Сдашь в восемь утра смену и домой придешь уже совсем никакой. Весь первый день после смены ходишь по дому как дурной: голова гудит, спать хочется, а не спится, еда в рот не лезет. И ни одной путной мысли в отупевших мозгах. Только на следующий день заставляешь себя сесть за пишущую машинку и начинаешь марать бумагу, а к вечеру, как и жаловался когда-то знаменитый Флобер, и в самом деле, как и он горемычный, зачёркиваешь то, что написал за день. А потом вдруг озаряет тебя мысль удивительная: как же книги-то у него в конце концов получались, да такие знаменитые, как «Госпожа Бовари», например, да и другие не менее известные? И уже начинаешь подозревать, что ему в процессе их написания, наверное, не приходилось всё же работать в какой-нибудь подобной парижской кочегарке…

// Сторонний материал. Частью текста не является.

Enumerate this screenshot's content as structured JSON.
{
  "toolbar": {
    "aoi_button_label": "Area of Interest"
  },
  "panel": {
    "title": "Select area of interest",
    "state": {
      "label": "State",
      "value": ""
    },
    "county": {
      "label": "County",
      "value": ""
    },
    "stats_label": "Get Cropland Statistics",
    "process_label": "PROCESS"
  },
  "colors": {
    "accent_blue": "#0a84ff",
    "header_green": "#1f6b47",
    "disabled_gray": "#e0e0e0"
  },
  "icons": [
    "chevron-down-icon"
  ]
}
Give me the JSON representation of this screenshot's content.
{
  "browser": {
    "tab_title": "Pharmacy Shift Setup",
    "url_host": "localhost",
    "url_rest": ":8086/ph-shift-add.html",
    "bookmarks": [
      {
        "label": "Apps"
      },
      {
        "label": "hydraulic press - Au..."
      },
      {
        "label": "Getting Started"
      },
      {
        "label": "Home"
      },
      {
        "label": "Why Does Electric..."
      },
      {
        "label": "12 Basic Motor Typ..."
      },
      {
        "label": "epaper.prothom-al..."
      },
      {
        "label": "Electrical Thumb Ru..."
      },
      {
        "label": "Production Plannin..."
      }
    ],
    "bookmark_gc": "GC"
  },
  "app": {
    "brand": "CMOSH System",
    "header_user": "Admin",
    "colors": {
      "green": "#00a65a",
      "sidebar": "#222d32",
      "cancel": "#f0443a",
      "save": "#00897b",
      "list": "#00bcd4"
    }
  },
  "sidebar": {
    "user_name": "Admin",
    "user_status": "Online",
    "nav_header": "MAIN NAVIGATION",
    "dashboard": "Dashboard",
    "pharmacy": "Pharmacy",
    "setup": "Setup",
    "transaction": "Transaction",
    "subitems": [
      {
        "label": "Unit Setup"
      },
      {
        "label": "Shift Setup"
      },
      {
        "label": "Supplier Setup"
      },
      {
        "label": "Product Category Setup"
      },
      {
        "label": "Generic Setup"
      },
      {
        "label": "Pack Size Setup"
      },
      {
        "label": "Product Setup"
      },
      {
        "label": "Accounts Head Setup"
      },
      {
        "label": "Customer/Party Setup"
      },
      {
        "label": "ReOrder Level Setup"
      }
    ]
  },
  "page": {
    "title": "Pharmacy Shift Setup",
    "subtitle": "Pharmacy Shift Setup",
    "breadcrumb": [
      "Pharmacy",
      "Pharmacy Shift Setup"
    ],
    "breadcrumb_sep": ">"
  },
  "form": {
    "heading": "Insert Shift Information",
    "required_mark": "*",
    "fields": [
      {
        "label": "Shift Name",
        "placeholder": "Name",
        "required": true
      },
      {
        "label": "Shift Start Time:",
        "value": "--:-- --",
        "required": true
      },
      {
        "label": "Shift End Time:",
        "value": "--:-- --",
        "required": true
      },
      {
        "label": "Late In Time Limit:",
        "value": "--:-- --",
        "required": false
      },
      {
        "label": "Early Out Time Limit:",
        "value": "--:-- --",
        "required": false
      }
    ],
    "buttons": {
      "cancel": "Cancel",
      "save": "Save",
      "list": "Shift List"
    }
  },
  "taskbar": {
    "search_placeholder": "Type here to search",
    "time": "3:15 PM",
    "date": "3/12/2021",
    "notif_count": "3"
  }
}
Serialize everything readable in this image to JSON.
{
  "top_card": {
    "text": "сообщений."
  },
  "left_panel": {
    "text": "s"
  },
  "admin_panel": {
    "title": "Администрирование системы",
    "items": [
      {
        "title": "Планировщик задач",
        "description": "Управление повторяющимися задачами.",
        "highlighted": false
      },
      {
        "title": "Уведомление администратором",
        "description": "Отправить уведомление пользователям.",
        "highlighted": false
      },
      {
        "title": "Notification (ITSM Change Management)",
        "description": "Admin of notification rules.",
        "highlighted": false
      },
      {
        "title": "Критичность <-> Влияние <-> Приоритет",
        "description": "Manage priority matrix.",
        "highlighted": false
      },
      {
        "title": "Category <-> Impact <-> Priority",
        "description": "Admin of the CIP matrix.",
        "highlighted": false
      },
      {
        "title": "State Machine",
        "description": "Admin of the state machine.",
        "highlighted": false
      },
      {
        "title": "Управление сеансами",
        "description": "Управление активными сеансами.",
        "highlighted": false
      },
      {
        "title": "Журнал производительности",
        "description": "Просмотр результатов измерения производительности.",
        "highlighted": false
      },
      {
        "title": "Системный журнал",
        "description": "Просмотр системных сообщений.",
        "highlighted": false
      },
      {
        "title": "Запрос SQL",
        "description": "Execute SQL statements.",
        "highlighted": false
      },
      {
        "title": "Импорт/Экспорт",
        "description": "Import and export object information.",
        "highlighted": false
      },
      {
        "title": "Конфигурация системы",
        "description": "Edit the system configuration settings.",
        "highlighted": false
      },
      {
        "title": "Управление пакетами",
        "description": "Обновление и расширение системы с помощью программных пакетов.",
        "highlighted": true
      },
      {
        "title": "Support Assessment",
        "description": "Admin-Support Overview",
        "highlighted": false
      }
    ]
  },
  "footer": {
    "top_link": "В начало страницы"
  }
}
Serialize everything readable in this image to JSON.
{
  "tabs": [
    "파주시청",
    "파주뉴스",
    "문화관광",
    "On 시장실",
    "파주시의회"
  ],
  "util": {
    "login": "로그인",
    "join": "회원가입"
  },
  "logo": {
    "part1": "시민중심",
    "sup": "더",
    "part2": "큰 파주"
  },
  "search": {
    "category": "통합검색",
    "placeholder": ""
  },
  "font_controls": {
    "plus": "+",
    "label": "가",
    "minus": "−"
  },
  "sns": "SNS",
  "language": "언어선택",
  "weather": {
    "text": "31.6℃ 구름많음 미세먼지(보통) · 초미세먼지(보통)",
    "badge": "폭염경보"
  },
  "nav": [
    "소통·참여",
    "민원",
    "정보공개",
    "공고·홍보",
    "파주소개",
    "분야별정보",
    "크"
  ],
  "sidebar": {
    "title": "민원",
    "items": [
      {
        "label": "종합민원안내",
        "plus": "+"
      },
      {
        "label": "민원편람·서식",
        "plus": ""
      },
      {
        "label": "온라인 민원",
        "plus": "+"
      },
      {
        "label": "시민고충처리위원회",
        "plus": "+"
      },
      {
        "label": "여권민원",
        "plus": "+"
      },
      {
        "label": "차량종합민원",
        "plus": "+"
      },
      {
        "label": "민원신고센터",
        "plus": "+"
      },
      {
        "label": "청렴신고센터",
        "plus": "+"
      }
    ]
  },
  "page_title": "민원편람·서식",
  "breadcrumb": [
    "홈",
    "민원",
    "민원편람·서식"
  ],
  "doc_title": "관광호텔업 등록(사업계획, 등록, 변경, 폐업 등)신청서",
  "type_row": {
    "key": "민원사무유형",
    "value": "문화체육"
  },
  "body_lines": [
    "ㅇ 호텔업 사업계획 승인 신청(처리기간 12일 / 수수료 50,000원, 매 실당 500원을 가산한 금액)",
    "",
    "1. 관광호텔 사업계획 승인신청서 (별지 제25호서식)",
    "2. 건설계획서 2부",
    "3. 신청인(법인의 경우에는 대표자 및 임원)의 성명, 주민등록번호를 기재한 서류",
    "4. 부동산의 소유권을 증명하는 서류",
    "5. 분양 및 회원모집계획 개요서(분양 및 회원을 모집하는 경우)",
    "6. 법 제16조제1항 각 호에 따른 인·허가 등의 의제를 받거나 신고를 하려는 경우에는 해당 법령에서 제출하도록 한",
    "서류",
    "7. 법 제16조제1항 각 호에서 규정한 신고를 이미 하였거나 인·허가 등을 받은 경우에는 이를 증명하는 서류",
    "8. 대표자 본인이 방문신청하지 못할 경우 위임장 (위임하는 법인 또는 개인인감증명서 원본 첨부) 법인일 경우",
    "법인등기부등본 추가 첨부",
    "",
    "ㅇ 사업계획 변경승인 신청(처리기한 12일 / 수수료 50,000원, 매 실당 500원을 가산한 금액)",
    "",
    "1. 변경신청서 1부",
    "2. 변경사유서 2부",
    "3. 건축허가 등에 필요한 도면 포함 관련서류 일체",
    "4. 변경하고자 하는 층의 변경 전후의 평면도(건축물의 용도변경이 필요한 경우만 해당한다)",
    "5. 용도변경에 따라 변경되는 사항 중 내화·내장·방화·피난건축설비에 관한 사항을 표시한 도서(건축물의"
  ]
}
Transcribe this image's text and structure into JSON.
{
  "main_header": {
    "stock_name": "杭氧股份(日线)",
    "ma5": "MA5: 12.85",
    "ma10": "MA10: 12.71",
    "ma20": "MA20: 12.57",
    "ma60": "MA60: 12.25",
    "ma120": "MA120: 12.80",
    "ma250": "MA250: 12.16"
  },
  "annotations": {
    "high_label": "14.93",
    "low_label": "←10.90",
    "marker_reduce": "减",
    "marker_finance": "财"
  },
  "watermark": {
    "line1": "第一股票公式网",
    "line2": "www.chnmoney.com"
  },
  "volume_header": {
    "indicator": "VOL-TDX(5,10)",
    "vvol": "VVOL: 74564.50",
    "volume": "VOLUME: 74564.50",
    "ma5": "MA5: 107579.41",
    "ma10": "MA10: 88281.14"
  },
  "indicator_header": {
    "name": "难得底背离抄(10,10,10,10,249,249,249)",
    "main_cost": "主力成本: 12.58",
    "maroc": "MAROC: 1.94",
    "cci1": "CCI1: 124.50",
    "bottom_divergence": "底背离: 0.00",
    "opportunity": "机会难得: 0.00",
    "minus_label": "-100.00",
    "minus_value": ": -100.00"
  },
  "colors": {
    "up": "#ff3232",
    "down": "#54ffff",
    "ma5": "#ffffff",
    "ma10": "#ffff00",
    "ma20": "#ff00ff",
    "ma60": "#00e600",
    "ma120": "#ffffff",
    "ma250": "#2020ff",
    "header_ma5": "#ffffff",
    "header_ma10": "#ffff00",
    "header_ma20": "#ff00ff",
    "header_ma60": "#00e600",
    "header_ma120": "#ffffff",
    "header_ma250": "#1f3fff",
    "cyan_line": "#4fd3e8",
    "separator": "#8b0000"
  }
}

Нас было трое кочегаров, дежурили по суткам, а двое суток отдыхали. После смены сутки отсыпаешься и занимаешься неотложными домашними делами, вторые сутки, пока Алёнка в садике, Андрюшка в школе, а мама Илька на работе, можно вволю постучать на пишущей машинке и наполнить корзинку под столом скомканными машинописными листами. Это сейчас, если сидишь за умницей компьютером, можешь в момент стереть неудачную фразу или абзац и тут же написать на освободившемся месте страницы новый вариант текста, а тогда, сами понимаете, каждая отпечатанная страница порой превращалась в неудобоваримую мазню из забивок текста и исправлений авторучкой. Благо в бумаге дефицита не было, ведь в типографии я по-прежнему был своим человеком, как и в редакции тоже, ко мне всё так же относились как к действующему редактору, будто я и не оставлял эту должность.
Кстати и местные власти, партийные и советские, совсем не изменили ко мне прежнего доброжелательного отношения, хотя и исключили из состава партийного бюро и районного комитета партии. Так что, на первый взгляд, вроде бы складывалась относительно благоприятная обстановка для моей задуманной творческой работы.
И всё же у меня за ту «творческую» зиму ничего путного так и не получилось, кроме нескольких десятков, исчёрканных мною же поправками машинописных страниц, а до света в тоннеле было ещё брести и брести. Зато уж семейный-то бюджет при той моей кочегарской зарплате был подорван основательно, это точно. Всё-таки я дотянул до конца отопительного сезона и завязал тесёмки заветной папки до более удачных времён. Редактор Саша Олеск сразу же мне предложил свободную, как оказалось к тому времени, должность заведующего отделом промышленности, и я снова с головой окунулся в привычную свою журналистскую стихию, нисколько не заморачиваясь над тем, что ещё год тому назад был в этой же самой газете полноправным хозяином, а теперь вот и на тебе, пожалуйста. Впрочем, все мои прежние коллеги в редакции и типографии, надо отдать им должное, отнеслись ко всем моим карьерным метаморфозам вполне тактично, и никто даже ни разу не стал задавать мне неудобных вопросов, за что я им был, конечно же, очень благодарен.